Cámaras, alarmas y otras orwelleces
Tengo una aversión profunda por los ruidos estridentes y en particular por los claxonazos.
Esa es la razón por la que, a lo mucho, suelo usar el claxon dos o tres veces al año, de ahí que al activarse cualquier alarma de coche mi estado de ánimo comience a zozobrar; cuando oigo alguna, no muy en el fondo del alma comienza a bullirme una especie de ansiedad que sólo se apaga, precisamente, cuando la maldita alarma es apagada.
En ese momento siento una especie de alivio muy parecido a la sedación.
Ahora bien, digo lo anterior para que se entienda lo que viene. Vivo cerca, a quince o veinte metros, de un negocio con una alarma ultrasensible.
Supongo que en las madrugadas se activa hasta con el paso de las cucarachas que de inmediato echan a andar el monótono concierto.
No digo que eso ocurra a diario, pero sí una o dos veces a la semana, casi siempre entre las cuatro y las seis de la mañana.
No sé si los otros vecinos ya se acostumbraron o tienen el sueño muy pesado o se arrullan con esa corneta de tren, pues en efecto es un estrépito que suele durar entre veinte minutos y media hora. Ignoro también si alguien la apaga o se apaga sola.
Da lo mismo, pues en los hechos ya me ha quebrado el sueño durante meses y meses, tanto o más que, en otros tiempos, las asquerosas llamadas de los bancos o el reloj despertador de siempre.

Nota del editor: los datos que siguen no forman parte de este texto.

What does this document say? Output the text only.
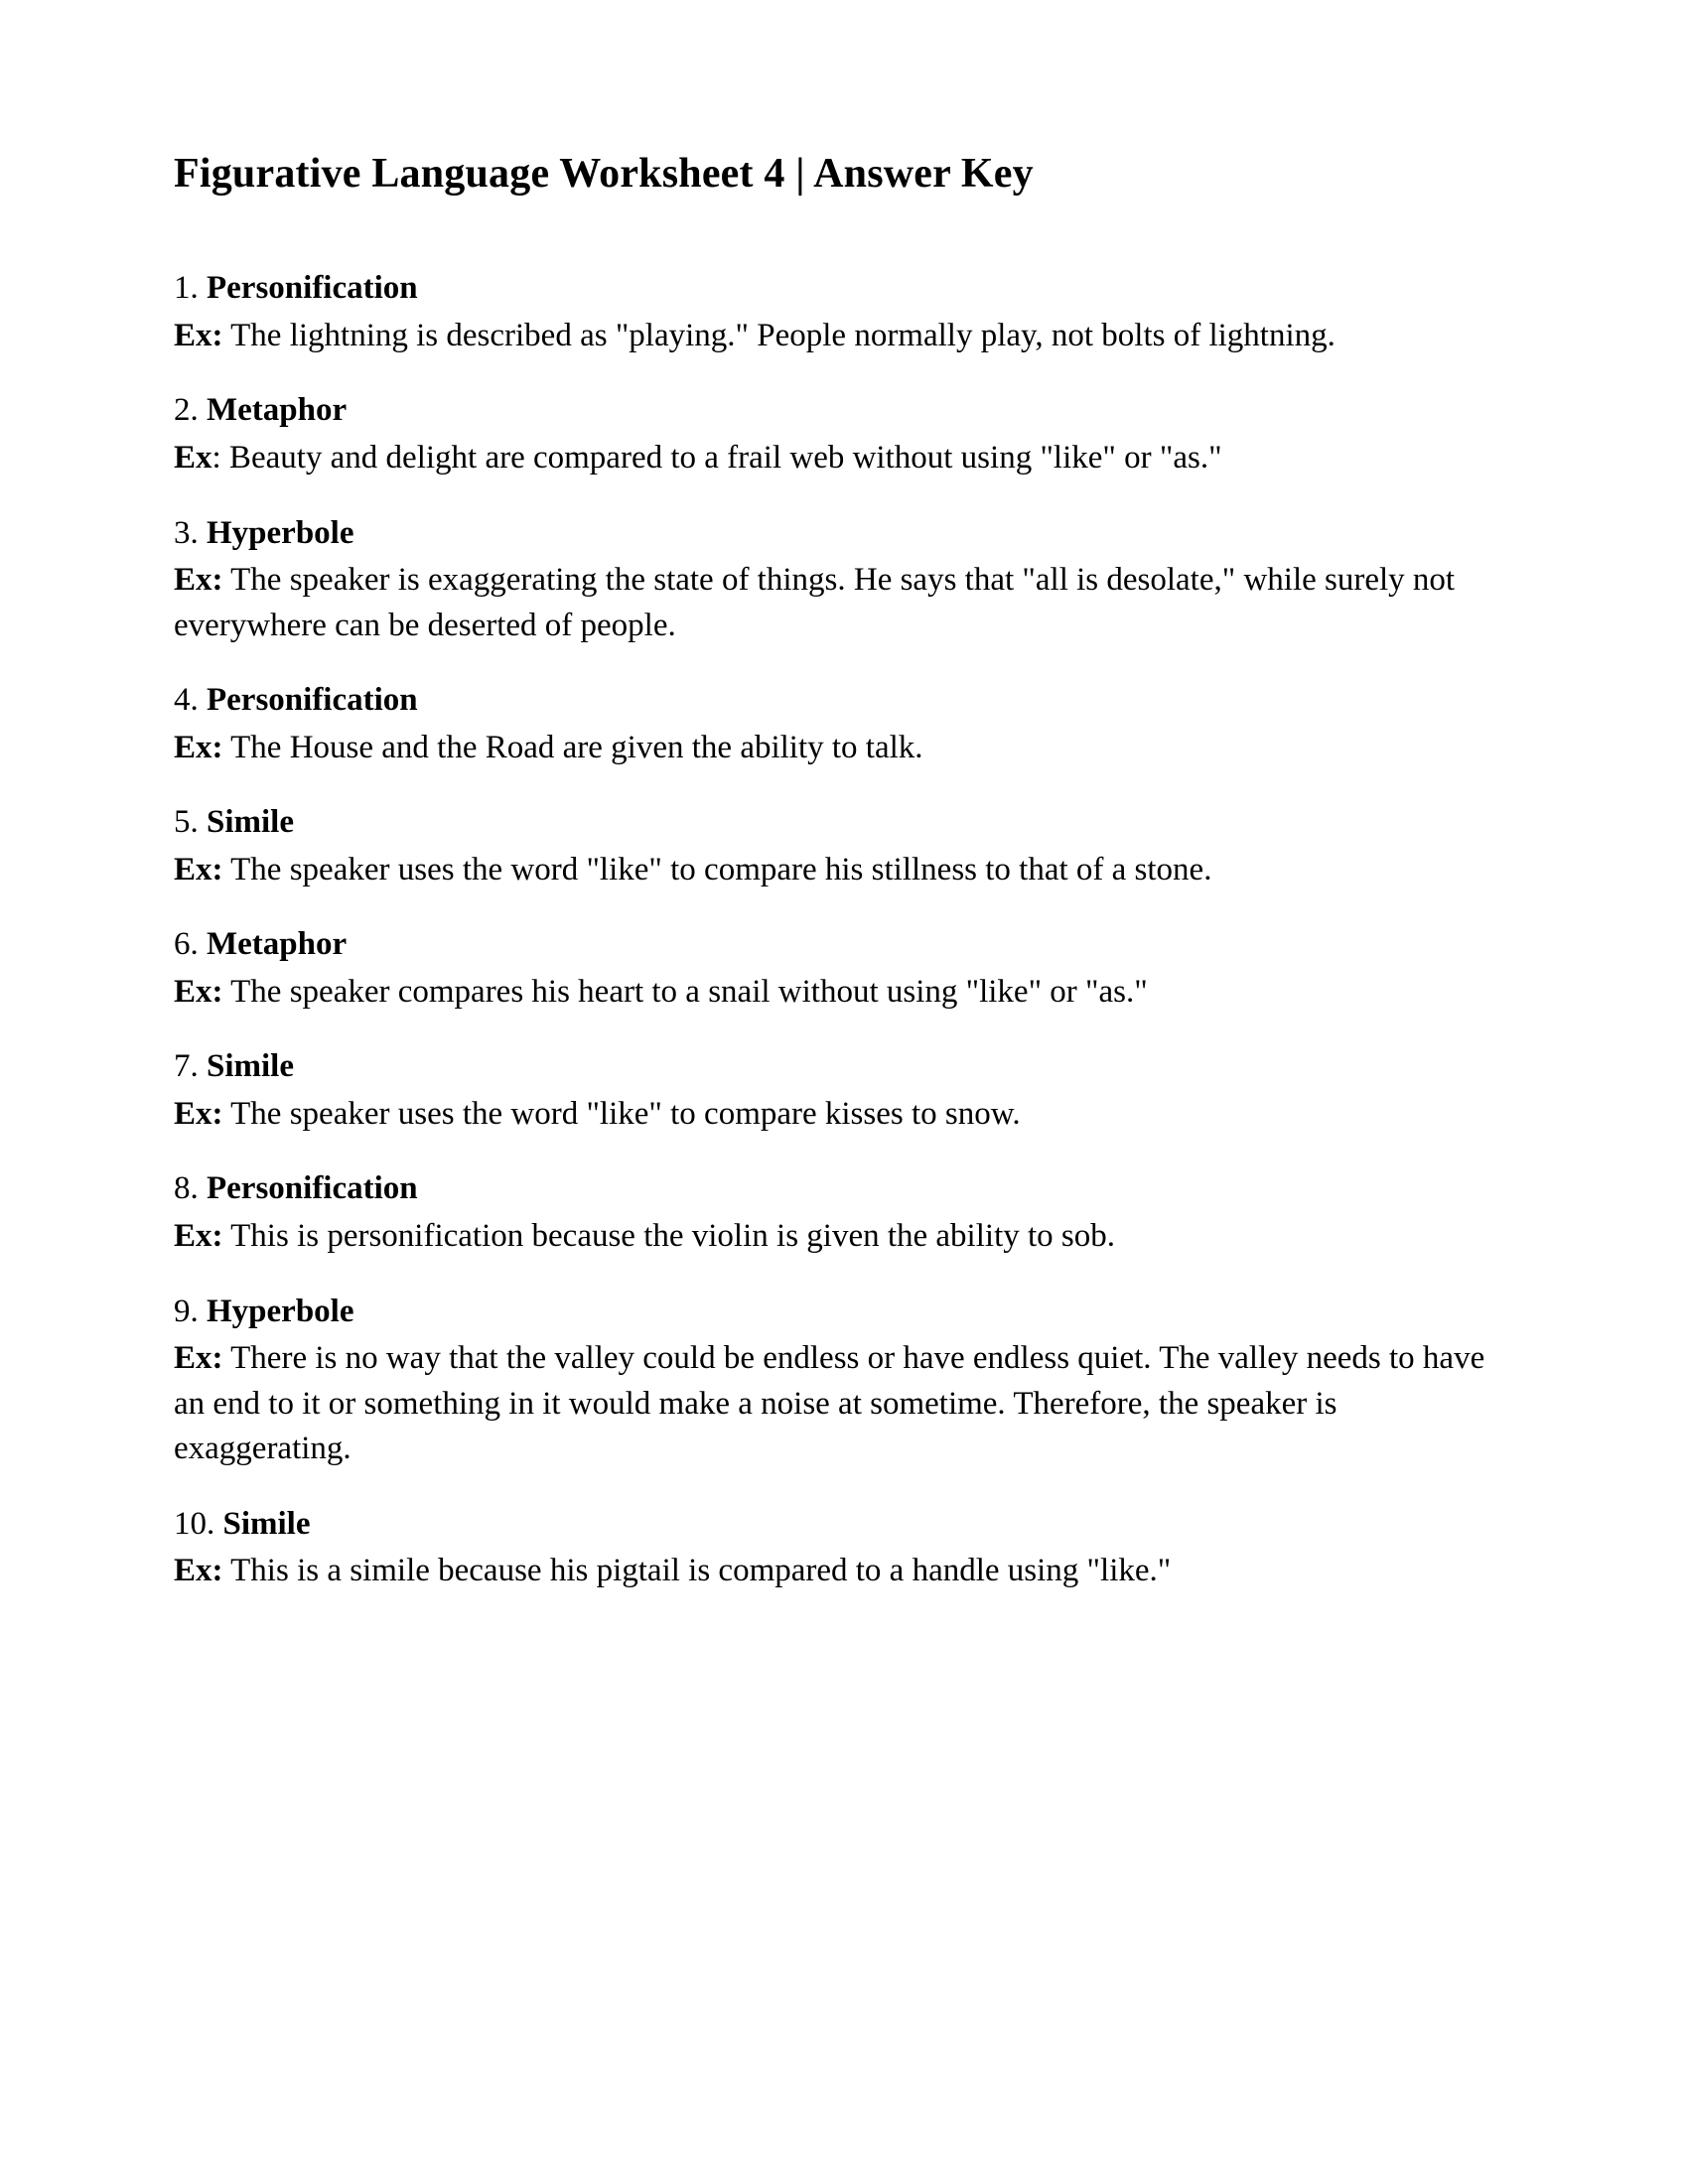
Figurative Language Worksheet 4 | Answer Key
1. Personification

Ex: The lightning is described as "playing." People normally play, not bolts of lightning.

2. Metaphor

Ex: Beauty and delight are compared to a frail web without using "like" or "as."

3. Hyperbole

Ex: The speaker is exaggerating the state of things. He says that "all is desolate," while surely not everywhere can be deserted of people.

4. Personification

Ex: The House and the Road are given the ability to talk.

5. Simile

Ex: The speaker uses the word "like" to compare his stillness to that of a stone.

6. Metaphor

Ex: The speaker compares his heart to a snail without using "like" or "as."

7. Simile

Ex: The speaker uses the word "like" to compare kisses to snow.

8. Personification

Ex: This is personification because the violin is given the ability to sob.

9. Hyperbole

Ex: There is no way that the valley could be endless or have endless quiet. The valley needs to have an end to it or something in it would make a noise at sometime. Therefore, the speaker is exaggerating.

10. Simile

Ex: This is a simile because his pigtail is compared to a handle using "like."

Sé que las alarmas en casas, negocios y vehículos no son hoy innecesarias.
No lo son, pero a mi juicio reflejan la miserable condición a la que hemos rebajado la vida en sociedad.
Todo está vigilado, todo tiene púas, en todos lados hay cámaras, a todos lados nos sigue el GPS del celular y, aunque nos hagamos patos, todo lo que escribimos y leemos gracias a internet, incluido el abundante menú de pornografía que consumimos a la carta, tiene algún tipo de orwelliano seguimiento.
¿Cómo es posible conseguir en estos tiempos una absoluta privacidad? Es casi imposible a menos que no tengamos celular y vivamos en una aldea a la que no llegue ninguna señal de nada.
Porque si no tenemos celular pero vivimos en la ciudad y la deambulamos a diario, en cualquier rincón va quedando registro de nuestros pasos, de nuestro rostro, de las puertas que abrimos y de los trámites que hacemos.
Para mí, lo bueno de todo esto es que llegó cuando ya voy de salida, pues no me gustan ni las alarmas y ni las cámaras de seguridad, dos de las herramientas más monstruosas creadas por el ser humano para disuadir y vigilar al ser humano.